From April to the end of 2017, ten national ministries including the NEA, the Ministry of Finance, the NDRC, and the Ministry of Housing and Urban-Rural Development issued the “Letter to Solicit the Opinions on Promoting Renewable Energy Heating” ( 《關於徵求對 < 關於促進可再生能源供熱的意見 > 的函》 ), “Notice on Implementing Central Financial Support on Clean Heating in Winter in Northern Areas” (《關於開展中央財政支 持北方地區冬季清潔取暖試點工作的通知》 ), “Guidelines on Promoting Clean Heating in Urban Northern Areas” (《關於推進北方採暖地區城鎮清潔供暖的指導意見》), and “Planning on Clean Heating in Winter in Norther Areas (2017-2021)” (《北方地區冬季清潔取暖規劃(2017-2021 年)》), actively seeking to promote clean heating and warming, effectively promoting supply-side structural reforms in heating sectors, while providing more space for renewable energy consumption.

On 8 November 2017, the NEA issued the “Implementation Plan for Resolving Curtailment of Water, Wind and Solar Power” (《解決棄水棄風棄光問題實施方案》). The plan indicated that in 2017 wind curtailment rate in Gansu and Xinjiang was lowered to around 30%, and to around 20% in Jilin, Heilongjiang and Inner Mongolia. It also stated that utilization hours of wind power and photovoltaic power in other regions shall reach the minimum utilization hours (or less than 10% wind curtailment and less than 5% solar curtailment) of the minimum guaranteed acquisitions in the region regulated by the NEA in 2016. In the meantime, the plan again emphasized the use of various market-based measures to promote the solution of the issue of renewable energy consumption, and by 2020 it will effectively solve the problem of curtailment of water, wind and solar power.

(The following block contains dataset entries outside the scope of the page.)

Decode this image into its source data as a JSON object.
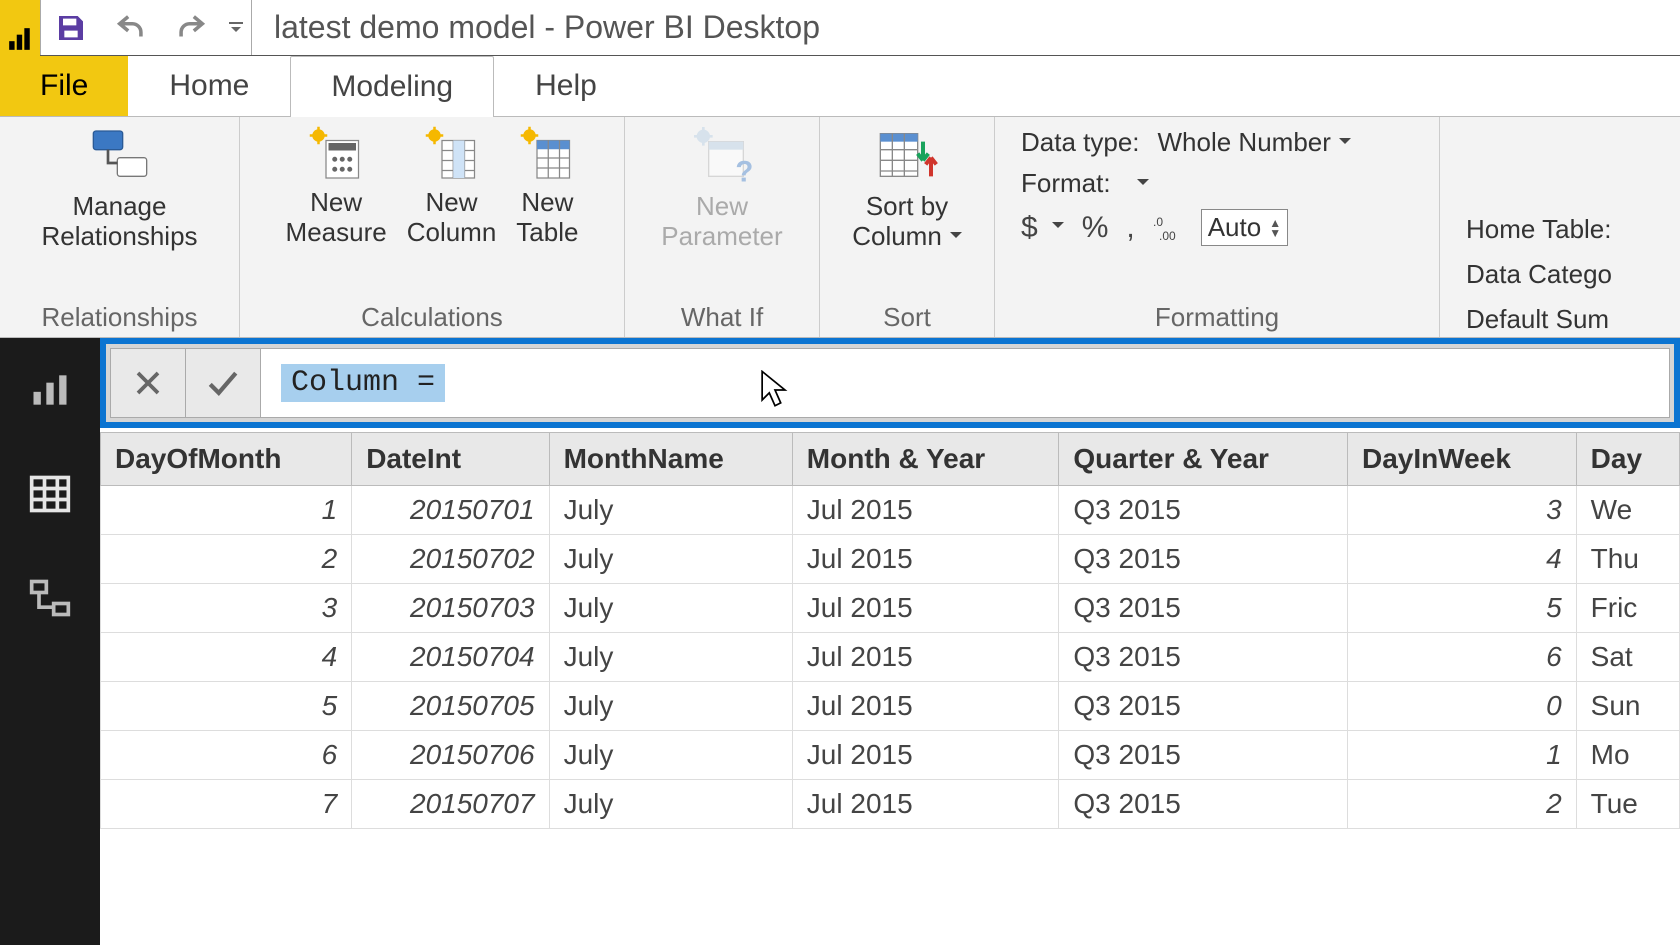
{
  "title_bar": {
    "title": "latest demo model - Power BI Desktop"
  },
  "tabs": {
    "file": "File",
    "home": "Home",
    "modeling": "Modeling",
    "help": "Help",
    "active": "Modeling"
  },
  "ribbon": {
    "relationships": {
      "manage": "Manage\nRelationships",
      "group_label": "Relationships"
    },
    "calculations": {
      "new_measure": "New\nMeasure",
      "new_column": "New\nColumn",
      "new_table": "New\nTable",
      "group_label": "Calculations"
    },
    "what_if": {
      "new_parameter": "New\nParameter",
      "group_label": "What If"
    },
    "sort": {
      "sort_by_column": "Sort by\nColumn",
      "group_label": "Sort"
    },
    "formatting": {
      "data_type_label": "Data type:",
      "data_type_value": "Whole Number",
      "format_label": "Format:",
      "decimal_places": "Auto",
      "group_label": "Formatting"
    },
    "properties": {
      "home_table": "Home Table:",
      "data_category": "Data Catego",
      "default_summ": "Default Sum"
    }
  },
  "formula_bar": {
    "expression": "Column ="
  },
  "columns": [
    "DayOfMonth",
    "DateInt",
    "MonthName",
    "Month & Year",
    "Quarter & Year",
    "DayInWeek",
    "Day"
  ],
  "rows": [
    {
      "DayOfMonth": "1",
      "DateInt": "20150701",
      "MonthName": "July",
      "MonthYear": "Jul 2015",
      "QuarterYear": "Q3 2015",
      "DayInWeek": "3",
      "Day": "We"
    },
    {
      "DayOfMonth": "2",
      "DateInt": "20150702",
      "MonthName": "July",
      "MonthYear": "Jul 2015",
      "QuarterYear": "Q3 2015",
      "DayInWeek": "4",
      "Day": "Thu"
    },
    {
      "DayOfMonth": "3",
      "DateInt": "20150703",
      "MonthName": "July",
      "MonthYear": "Jul 2015",
      "QuarterYear": "Q3 2015",
      "DayInWeek": "5",
      "Day": "Fric"
    },
    {
      "DayOfMonth": "4",
      "DateInt": "20150704",
      "MonthName": "July",
      "MonthYear": "Jul 2015",
      "QuarterYear": "Q3 2015",
      "DayInWeek": "6",
      "Day": "Sat"
    },
    {
      "DayOfMonth": "5",
      "DateInt": "20150705",
      "MonthName": "July",
      "MonthYear": "Jul 2015",
      "QuarterYear": "Q3 2015",
      "DayInWeek": "0",
      "Day": "Sun"
    },
    {
      "DayOfMonth": "6",
      "DateInt": "20150706",
      "MonthName": "July",
      "MonthYear": "Jul 2015",
      "QuarterYear": "Q3 2015",
      "DayInWeek": "1",
      "Day": "Mo"
    },
    {
      "DayOfMonth": "7",
      "DateInt": "20150707",
      "MonthName": "July",
      "MonthYear": "Jul 2015",
      "QuarterYear": "Q3 2015",
      "DayInWeek": "2",
      "Day": "Tue"
    }
  ]
}
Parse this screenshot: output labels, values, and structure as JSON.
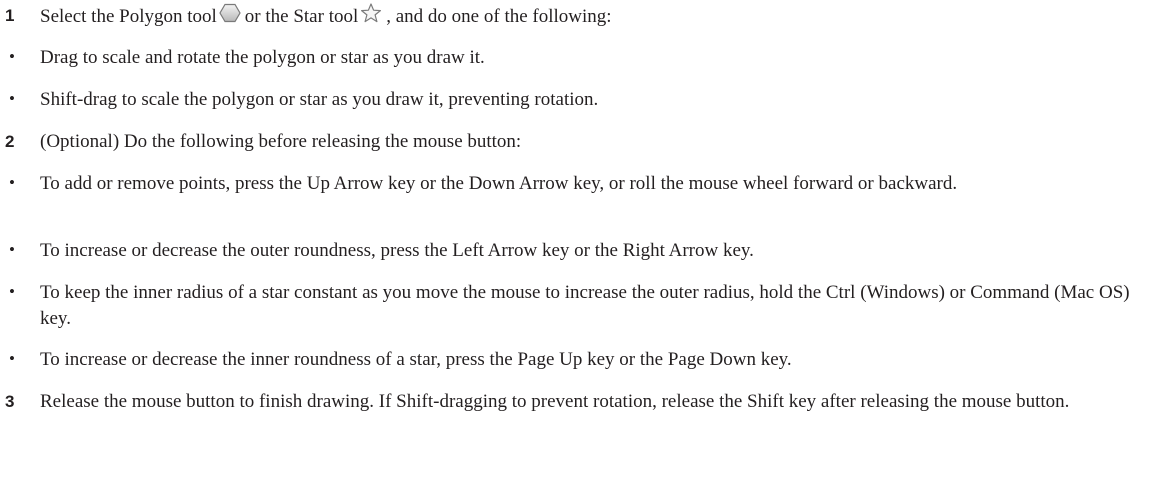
{
  "steps": [
    {
      "number": "1",
      "text_before_polygon": "Select the Polygon tool",
      "text_between": "or the Star tool",
      "text_after_star": ", and do one of the following:",
      "polygon_icon": "polygon-tool-icon",
      "star_icon": "star-tool-icon",
      "bullets": [
        "Drag to scale and rotate the polygon or star as you draw it.",
        "Shift-drag to scale the polygon or star as you draw it, preventing rotation."
      ]
    },
    {
      "number": "2",
      "text": "(Optional) Do the following before releasing the mouse button:",
      "bullets": [
        "To add or remove points, press the Up Arrow key or the Down Arrow key, or roll the mouse wheel forward or backward.",
        "To increase or decrease the outer roundness, press the Left Arrow key or the Right Arrow key.",
        "To keep the inner radius of a star constant as you move the mouse to increase the outer radius, hold the Ctrl (Windows) or Command (Mac OS) key.",
        "To increase or decrease the inner roundness of a star, press the Page Up key or the Page Down key."
      ]
    },
    {
      "number": "3",
      "text": "Release the mouse button to finish drawing. If Shift-dragging to prevent rotation, release the Shift key after releasing the mouse button."
    }
  ],
  "bullet_glyph": "•"
}
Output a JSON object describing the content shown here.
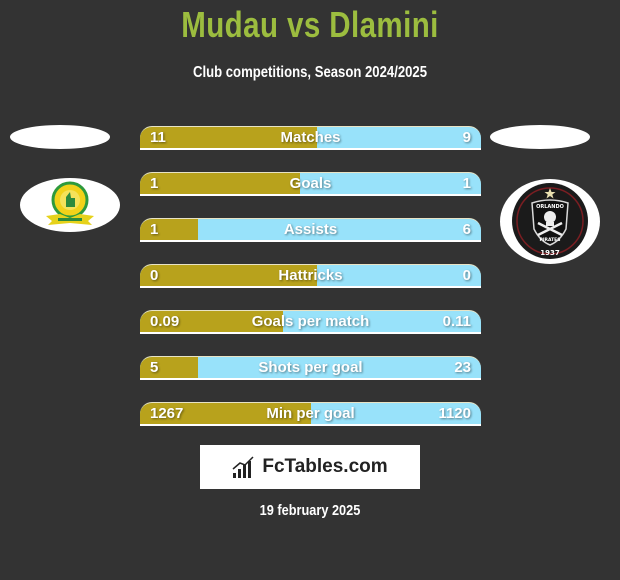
{
  "header": {
    "title": "Mudau vs Dlamini",
    "subtitle": "Club competitions, Season 2024/2025"
  },
  "colors": {
    "background": "#333333",
    "title": "#9cbd3f",
    "left_bar": "#b8a21c",
    "right_bar": "#98e2fa"
  },
  "teams": {
    "left": {
      "logo_icon": "mamelodi-sundowns-crest-icon"
    },
    "right": {
      "logo_icon": "orlando-pirates-crest-icon",
      "logo_text_top": "ORLANDO",
      "logo_text_bottom": "PIRATES",
      "logo_year": "1937"
    }
  },
  "stats": [
    {
      "label": "Matches",
      "left": "11",
      "right": "9",
      "left_share": 0.52
    },
    {
      "label": "Goals",
      "left": "1",
      "right": "1",
      "left_share": 0.47
    },
    {
      "label": "Assists",
      "left": "1",
      "right": "6",
      "left_share": 0.17
    },
    {
      "label": "Hattricks",
      "left": "0",
      "right": "0",
      "left_share": 0.52
    },
    {
      "label": "Goals per match",
      "left": "0.09",
      "right": "0.11",
      "left_share": 0.42
    },
    {
      "label": "Shots per goal",
      "left": "5",
      "right": "23",
      "left_share": 0.17
    },
    {
      "label": "Min per goal",
      "left": "1267",
      "right": "1120",
      "left_share": 0.5
    }
  ],
  "footer": {
    "brand": "FcTables.com",
    "brand_icon": "bar-chart-icon",
    "date": "19 february 2025"
  }
}
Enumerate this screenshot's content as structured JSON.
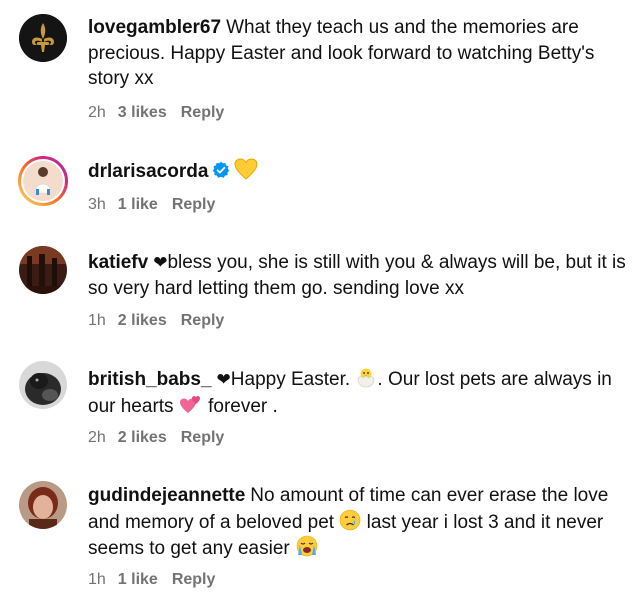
{
  "comments": [
    {
      "username": "lovegambler67",
      "text": "What they teach us and the memories are precious. Happy Easter and look forward to watching Betty's story xx",
      "time": "2h",
      "likes": "3 likes",
      "reply": "Reply"
    },
    {
      "username": "drlarisacorda",
      "verified": true,
      "text": "",
      "time": "3h",
      "likes": "1 like",
      "reply": "Reply"
    },
    {
      "username": "katiefv",
      "text": "bless you, she is still with you & always will be, but it is so very hard letting them go. sending love xx",
      "time": "1h",
      "likes": "2 likes",
      "reply": "Reply"
    },
    {
      "username": "british_babs_",
      "text_part1": "Happy Easter.",
      "text_part2": ". Our lost pets are always in our hearts",
      "text_part3": "forever .",
      "time": "2h",
      "likes": "2 likes",
      "reply": "Reply"
    },
    {
      "username": "gudindejeannette",
      "text_part1": "No amount of time can ever erase the love and memory of a beloved pet",
      "text_part2": "last year i lost 3 and it never seems to get any easier",
      "time": "1h",
      "likes": "1 like",
      "reply": "Reply"
    }
  ],
  "colors": {
    "meta_text": "#737373",
    "verified_blue": "#0095f6",
    "heart_black": "#111111",
    "story_ring": "#d62976"
  },
  "icons": [
    "fleur-de-lis-icon",
    "verified-badge-icon",
    "yellow-heart-icon",
    "black-heart-icon",
    "hatching-chick-icon",
    "two-hearts-icon",
    "crying-face-icon",
    "loudly-crying-face-icon"
  ]
}
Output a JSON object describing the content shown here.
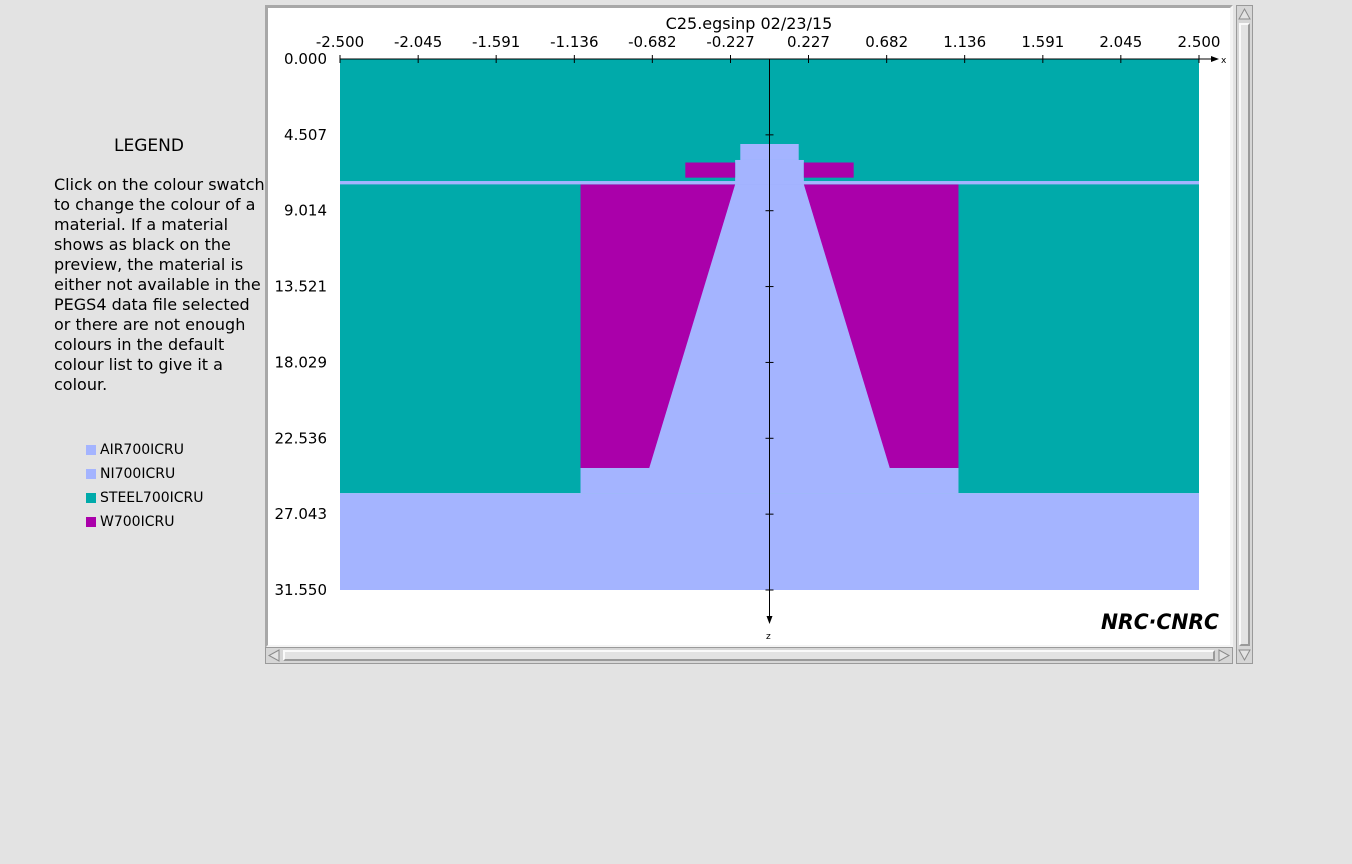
{
  "legend": {
    "title": "LEGEND",
    "help_text": "Click on the colour swatch to change the colour of a material.  If a material shows as black on the preview, the material is either not available in the PEGS4 data file selected or there are not enough colours in the default colour list to give it a colour.",
    "items": [
      {
        "label": "AIR700ICRU",
        "color": "#a4b4ff"
      },
      {
        "label": "NI700ICRU",
        "color": "#a4b4ff"
      },
      {
        "label": "STEEL700ICRU",
        "color": "#00aaaa"
      },
      {
        "label": "W700ICRU",
        "color": "#aa00aa"
      }
    ]
  },
  "preview": {
    "title": "C25.egsinp   02/23/15",
    "x_axis_label": "x",
    "z_axis_label": "z",
    "x_ticks": [
      "-2.500",
      "-2.045",
      "-1.591",
      "-1.136",
      "-0.682",
      "-0.227",
      "0.227",
      "0.682",
      "1.136",
      "1.591",
      "2.045",
      "2.500"
    ],
    "z_ticks": [
      "0.000",
      "4.507",
      "9.014",
      "13.521",
      "18.029",
      "22.536",
      "27.043",
      "31.550"
    ],
    "logo": "NRC·CNRC"
  },
  "chart_data": {
    "type": "geometry",
    "title": "C25.egsinp   02/23/15",
    "xlim": [
      -2.5,
      2.5
    ],
    "zlim": [
      0.0,
      31.55
    ],
    "x_ticks": [
      -2.5,
      -2.045,
      -1.591,
      -1.136,
      -0.682,
      -0.227,
      0.227,
      0.682,
      1.136,
      1.591,
      2.045,
      2.5
    ],
    "z_ticks": [
      0.0,
      4.507,
      9.014,
      13.521,
      18.029,
      22.536,
      27.043,
      31.55
    ],
    "regions": [
      {
        "material": "STEEL700ICRU",
        "shape": "rect",
        "x": [
          -2.5,
          2.5
        ],
        "z": [
          0.0,
          25.8
        ]
      },
      {
        "material": "AIR700ICRU",
        "shape": "rect",
        "x": [
          -2.5,
          2.5
        ],
        "z": [
          25.8,
          31.55
        ]
      },
      {
        "material": "AIR700ICRU",
        "shape": "rect",
        "x": [
          -1.1,
          1.1
        ],
        "z": [
          24.3,
          25.8
        ]
      },
      {
        "material": "W700ICRU",
        "shape": "rect",
        "x": [
          -1.1,
          1.1
        ],
        "z": [
          7.45,
          24.3
        ]
      },
      {
        "material": "AIR700ICRU",
        "shape": "polygon",
        "points": [
          [
            -0.2,
            7.45
          ],
          [
            0.2,
            7.45
          ],
          [
            0.7,
            24.3
          ],
          [
            -0.7,
            24.3
          ]
        ]
      },
      {
        "material": "AIR700ICRU",
        "shape": "rect",
        "x": [
          -0.2,
          0.2
        ],
        "z": [
          6.0,
          7.45
        ]
      },
      {
        "material": "AIR700ICRU",
        "shape": "rect",
        "x": [
          -0.17,
          0.17
        ],
        "z": [
          5.05,
          6.0
        ]
      },
      {
        "material": "W700ICRU",
        "shape": "rect",
        "x": [
          -0.49,
          -0.2
        ],
        "z": [
          6.15,
          7.05
        ]
      },
      {
        "material": "W700ICRU",
        "shape": "rect",
        "x": [
          0.2,
          0.49
        ],
        "z": [
          6.15,
          7.05
        ]
      },
      {
        "material": "AIR700ICRU",
        "shape": "rect",
        "x": [
          -2.5,
          2.5
        ],
        "z": [
          7.25,
          7.45
        ]
      }
    ]
  }
}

On 7 March 2018, the NEA issued the “Notice on the Release of 2018 Annual Monitoring Results of Wind Power Investment Warnings” (《關於發布 2018 年度風電投資監測預警結果的通知》). Monitoring results showed that Gansu, Xinjiang (including Xinjiang Production and Construction Corps) and Jilin have received red warnings. Development and construction of wind power projects were suspended in these regions; construction of wind power projects that have been approved were delayed; permission for wind power projects that have been included in the annual plan but have not been approved were suspended; and the grid companies stopped accepting grid connection application of the delayed and suspended projects. The whole province of Inner Mongolia and Heilongjiang and partial area of Shanxi, Shaanxi, Hebe have received second highest warnings. Ningxia has received green warning.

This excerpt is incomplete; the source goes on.